I have so far persuaded my wife not to get any more dogs.

Allan

Gingermick
28th September 2009, 05:50 PM
thanks Allan, that's a pretty awful story and what we were desperate to avoid. I dont think it would have happened but you cant be certain.
It was no fun today and I hope I don't have to do it again, and I hope no one else has to, it sucks.
thanks everyone for your regards.

glen boulton
28th September 2009, 10:46 PM
I am sad for you and your family with having to make that call. I have been there and it really hurts. Pets have a way of getting into your heart. Good luck with your next choice.

tea lady
28th September 2009, 11:27 PM
So sorry Mick! Hard to do. My sis had to do it with her dog when she started getting narky in her old age. :C They've got their own logic, but it doesn't always fit with the people.

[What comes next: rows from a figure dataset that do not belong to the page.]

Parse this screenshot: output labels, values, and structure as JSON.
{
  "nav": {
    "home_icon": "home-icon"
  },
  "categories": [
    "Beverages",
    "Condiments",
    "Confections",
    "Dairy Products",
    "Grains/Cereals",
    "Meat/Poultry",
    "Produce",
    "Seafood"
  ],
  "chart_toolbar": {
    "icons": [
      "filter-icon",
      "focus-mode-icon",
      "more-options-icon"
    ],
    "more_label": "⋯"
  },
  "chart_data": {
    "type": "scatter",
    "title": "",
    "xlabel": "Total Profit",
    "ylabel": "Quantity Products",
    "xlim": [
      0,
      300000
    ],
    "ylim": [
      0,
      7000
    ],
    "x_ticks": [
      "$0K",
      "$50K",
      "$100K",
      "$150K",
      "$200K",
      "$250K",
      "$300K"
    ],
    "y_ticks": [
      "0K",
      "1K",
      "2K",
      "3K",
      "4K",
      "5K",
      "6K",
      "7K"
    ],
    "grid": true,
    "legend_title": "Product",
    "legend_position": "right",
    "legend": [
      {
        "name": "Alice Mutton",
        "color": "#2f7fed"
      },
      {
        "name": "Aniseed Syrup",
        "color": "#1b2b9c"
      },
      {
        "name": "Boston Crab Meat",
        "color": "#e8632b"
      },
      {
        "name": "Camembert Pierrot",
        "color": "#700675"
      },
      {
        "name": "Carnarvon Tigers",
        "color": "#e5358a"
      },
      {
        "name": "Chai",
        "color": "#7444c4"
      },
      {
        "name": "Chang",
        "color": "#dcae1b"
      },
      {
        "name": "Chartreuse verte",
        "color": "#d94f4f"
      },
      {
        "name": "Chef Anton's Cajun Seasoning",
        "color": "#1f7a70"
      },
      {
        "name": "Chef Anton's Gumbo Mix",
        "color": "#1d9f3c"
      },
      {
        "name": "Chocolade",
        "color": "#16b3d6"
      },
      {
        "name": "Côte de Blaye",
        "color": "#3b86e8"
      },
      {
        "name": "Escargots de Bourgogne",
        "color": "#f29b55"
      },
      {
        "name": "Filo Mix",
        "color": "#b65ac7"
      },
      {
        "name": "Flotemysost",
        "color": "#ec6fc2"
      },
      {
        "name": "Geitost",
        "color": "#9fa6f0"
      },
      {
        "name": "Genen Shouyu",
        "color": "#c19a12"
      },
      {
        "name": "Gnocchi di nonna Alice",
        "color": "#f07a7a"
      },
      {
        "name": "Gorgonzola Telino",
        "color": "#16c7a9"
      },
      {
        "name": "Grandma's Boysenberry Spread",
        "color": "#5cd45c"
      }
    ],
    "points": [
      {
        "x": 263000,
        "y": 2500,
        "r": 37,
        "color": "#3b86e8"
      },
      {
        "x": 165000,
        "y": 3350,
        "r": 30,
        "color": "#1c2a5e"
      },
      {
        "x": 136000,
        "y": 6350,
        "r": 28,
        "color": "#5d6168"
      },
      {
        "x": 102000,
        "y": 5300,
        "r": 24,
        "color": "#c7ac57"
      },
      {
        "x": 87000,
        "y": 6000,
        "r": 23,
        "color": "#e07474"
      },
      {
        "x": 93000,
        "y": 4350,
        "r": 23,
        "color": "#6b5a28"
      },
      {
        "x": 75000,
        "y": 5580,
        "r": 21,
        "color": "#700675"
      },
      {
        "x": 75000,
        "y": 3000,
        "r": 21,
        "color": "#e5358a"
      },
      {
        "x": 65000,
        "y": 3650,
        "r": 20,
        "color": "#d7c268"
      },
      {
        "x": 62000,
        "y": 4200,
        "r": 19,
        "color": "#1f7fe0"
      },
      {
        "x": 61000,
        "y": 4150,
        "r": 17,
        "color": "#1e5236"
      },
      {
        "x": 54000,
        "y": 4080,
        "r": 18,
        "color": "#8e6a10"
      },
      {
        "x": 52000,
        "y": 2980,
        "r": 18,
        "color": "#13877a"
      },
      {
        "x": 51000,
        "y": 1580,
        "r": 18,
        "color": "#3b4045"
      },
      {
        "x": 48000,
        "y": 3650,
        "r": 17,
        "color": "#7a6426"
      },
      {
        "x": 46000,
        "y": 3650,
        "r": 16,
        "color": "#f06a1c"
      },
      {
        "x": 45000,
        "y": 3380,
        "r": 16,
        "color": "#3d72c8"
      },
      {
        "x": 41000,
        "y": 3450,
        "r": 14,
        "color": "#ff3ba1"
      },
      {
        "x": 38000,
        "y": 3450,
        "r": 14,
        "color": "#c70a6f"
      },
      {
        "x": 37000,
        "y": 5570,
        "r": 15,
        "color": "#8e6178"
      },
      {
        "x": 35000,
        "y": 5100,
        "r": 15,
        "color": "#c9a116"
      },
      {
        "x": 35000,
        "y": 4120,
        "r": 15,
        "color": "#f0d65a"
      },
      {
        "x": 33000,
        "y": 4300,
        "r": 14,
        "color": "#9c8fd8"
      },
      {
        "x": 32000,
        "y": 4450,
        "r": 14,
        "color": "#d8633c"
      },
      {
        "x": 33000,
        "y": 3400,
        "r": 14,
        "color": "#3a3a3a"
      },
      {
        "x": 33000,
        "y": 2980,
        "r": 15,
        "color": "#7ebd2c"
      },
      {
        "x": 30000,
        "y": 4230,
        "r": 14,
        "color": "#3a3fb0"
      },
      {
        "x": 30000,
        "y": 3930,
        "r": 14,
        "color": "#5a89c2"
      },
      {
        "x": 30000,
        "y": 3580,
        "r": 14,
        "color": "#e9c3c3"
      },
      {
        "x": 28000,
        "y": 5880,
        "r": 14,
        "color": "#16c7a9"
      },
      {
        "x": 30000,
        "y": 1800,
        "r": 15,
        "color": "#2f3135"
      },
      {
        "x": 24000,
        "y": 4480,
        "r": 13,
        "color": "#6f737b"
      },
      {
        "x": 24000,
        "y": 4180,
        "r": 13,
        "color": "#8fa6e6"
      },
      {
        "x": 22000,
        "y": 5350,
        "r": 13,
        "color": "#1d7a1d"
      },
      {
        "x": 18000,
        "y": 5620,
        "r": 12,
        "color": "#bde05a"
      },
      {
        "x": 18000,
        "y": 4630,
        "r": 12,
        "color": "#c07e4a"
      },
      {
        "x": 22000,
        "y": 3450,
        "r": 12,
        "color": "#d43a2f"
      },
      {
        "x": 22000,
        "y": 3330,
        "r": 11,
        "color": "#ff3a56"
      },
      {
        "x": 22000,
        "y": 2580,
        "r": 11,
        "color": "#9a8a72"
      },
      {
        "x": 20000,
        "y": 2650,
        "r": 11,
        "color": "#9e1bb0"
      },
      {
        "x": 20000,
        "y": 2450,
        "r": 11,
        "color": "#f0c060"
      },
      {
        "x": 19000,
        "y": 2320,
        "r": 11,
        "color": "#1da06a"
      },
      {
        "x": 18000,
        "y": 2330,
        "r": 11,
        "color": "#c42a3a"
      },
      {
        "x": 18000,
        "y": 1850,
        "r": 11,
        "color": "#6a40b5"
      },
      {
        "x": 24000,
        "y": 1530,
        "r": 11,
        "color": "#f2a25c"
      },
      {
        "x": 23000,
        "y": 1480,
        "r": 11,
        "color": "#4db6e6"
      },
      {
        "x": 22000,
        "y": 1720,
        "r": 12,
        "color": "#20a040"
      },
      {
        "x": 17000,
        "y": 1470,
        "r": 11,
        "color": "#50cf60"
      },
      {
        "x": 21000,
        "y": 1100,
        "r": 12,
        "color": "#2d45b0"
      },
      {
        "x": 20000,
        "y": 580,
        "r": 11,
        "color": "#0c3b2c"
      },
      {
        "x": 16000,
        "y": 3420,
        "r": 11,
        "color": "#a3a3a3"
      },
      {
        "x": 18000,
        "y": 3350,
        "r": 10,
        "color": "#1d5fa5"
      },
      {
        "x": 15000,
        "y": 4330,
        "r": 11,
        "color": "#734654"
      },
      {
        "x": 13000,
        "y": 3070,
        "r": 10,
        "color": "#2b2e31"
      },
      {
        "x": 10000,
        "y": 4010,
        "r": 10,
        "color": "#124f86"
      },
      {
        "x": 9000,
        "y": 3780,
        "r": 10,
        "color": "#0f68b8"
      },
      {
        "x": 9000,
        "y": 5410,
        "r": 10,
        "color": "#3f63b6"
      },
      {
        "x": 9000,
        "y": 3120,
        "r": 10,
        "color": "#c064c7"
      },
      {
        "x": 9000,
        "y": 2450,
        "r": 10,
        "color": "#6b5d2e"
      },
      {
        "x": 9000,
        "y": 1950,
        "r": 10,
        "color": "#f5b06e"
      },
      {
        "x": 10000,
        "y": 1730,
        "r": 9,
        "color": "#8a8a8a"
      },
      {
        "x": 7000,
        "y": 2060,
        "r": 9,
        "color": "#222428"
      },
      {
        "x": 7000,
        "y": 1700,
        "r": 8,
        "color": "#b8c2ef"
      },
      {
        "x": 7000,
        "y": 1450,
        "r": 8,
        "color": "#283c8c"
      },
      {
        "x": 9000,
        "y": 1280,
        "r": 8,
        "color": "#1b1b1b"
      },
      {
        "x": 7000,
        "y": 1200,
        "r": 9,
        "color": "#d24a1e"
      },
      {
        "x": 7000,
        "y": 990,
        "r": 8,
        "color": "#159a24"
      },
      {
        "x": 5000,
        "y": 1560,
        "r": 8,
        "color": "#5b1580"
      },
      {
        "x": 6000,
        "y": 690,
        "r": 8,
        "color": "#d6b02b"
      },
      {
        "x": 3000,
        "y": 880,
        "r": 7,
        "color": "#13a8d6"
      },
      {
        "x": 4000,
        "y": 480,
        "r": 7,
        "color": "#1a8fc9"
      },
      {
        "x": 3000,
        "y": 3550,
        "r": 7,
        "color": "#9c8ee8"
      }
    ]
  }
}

Maybe a golden retreiver? :)

Gingermick
29th September 2009, 07:38 AM
thanks Glen and Annne-marie, he was such a loving animal that when they came around to get him, my middle boy said "no, they're not taking him" and wouldn't let go. They left and I came home from work and his mum explained everything to him and I took sancho to the vet and met the animal control people there.
A golden retriever sounds good.:2tsup:

rotten_66
29th September 2009, 11:00 AM
Mick,

This is probably the best in the long run, it may not seem like it now,

Ron

Waldo
29th September 2009, 11:03 AM
:aro-u: Oi, a bit of compassion.

Gingermick
3rd October 2009, 01:46 PM
SWMBO just bought a gorgeous little 12 week old cocker spaniel. $800 for gods sake. But he's got the kids over the loss which is good. They wont keep away from him.
And I cant see him terrorising the neighborhood.

Lignin
3rd October 2009, 02:46 PM
Get him used to having his ears irrigated ASAP.They are VERY prone to chronic ear infections.
Get a GOOD ear cleaner from your Vet and insist that he/she shows you how to put it down the ear canal.
Sorry to be a curmudgeon, but it's better to start early.
I had very few nasty Cockers as patients, so you're not likely to antagonise the neighbours with your new mate.
Enjoy him.

Gingermick
3rd October 2009, 06:06 PM
thanks mate, we got a vet visit Free and maybe some steak knives when we bought him with just 1 easy payment of $800 :D
SWMBO will talk to the vet about that then.
Cheers lignin

Gingermick
4th October 2009, 07:18 PM
Kids still a bit sad but this bloke has helped.
must have a smudge on the lens

tea lady
4th October 2009, 10:25 PM
:2tsup: Isn't he great. Does his tongue fit in his head though? :rolleyes::D

Geoff Dean
5th October 2009, 06:36 AM
Mick, you done the right thing twice.

Once, making the hard call.

Twice, replacing him fairly quickly.

Enjoy your new friend.

Well done. :2tsup:

Gingermick
5th October 2009, 08:54 AM
:2tsup: Isn't he great. Does his tongue fit in his head though? :rolleyes::D

no trouble there, we just have to pin his ears together when it's meal time to stop them dragging in his food. :)

Thanks Geoff

tea lady
5th October 2009, 08:55 AM
no trouble there, we just have to pin his ears together when it's meal time to stop them dragging in his food. :)

thanks geoff:d

pugwash
18th October 2009, 01:46 AM
What's his name Mick?

Gingermick
19th October 2009, 08:12 PM
Oden, or Odie. Beautiful little thing he is, really good after such an unpleasant series of events.

hughie
18th December 2009, 12:32 AM
My suggestions:
1. Get another companion dog
2. Talk to a qualified and experienced dog trainer to see what you can do to re-train your beloved dog.

If you get help fast, hopefully you won't have to go the path of getting rid of him.



Excellent advise,
He 18months old and basically a teenager with more responsibility than he is used to, and less experience to handle it.

The dog is not bad, just struggling to cope his new situation and inexperience dictates he will stuff up.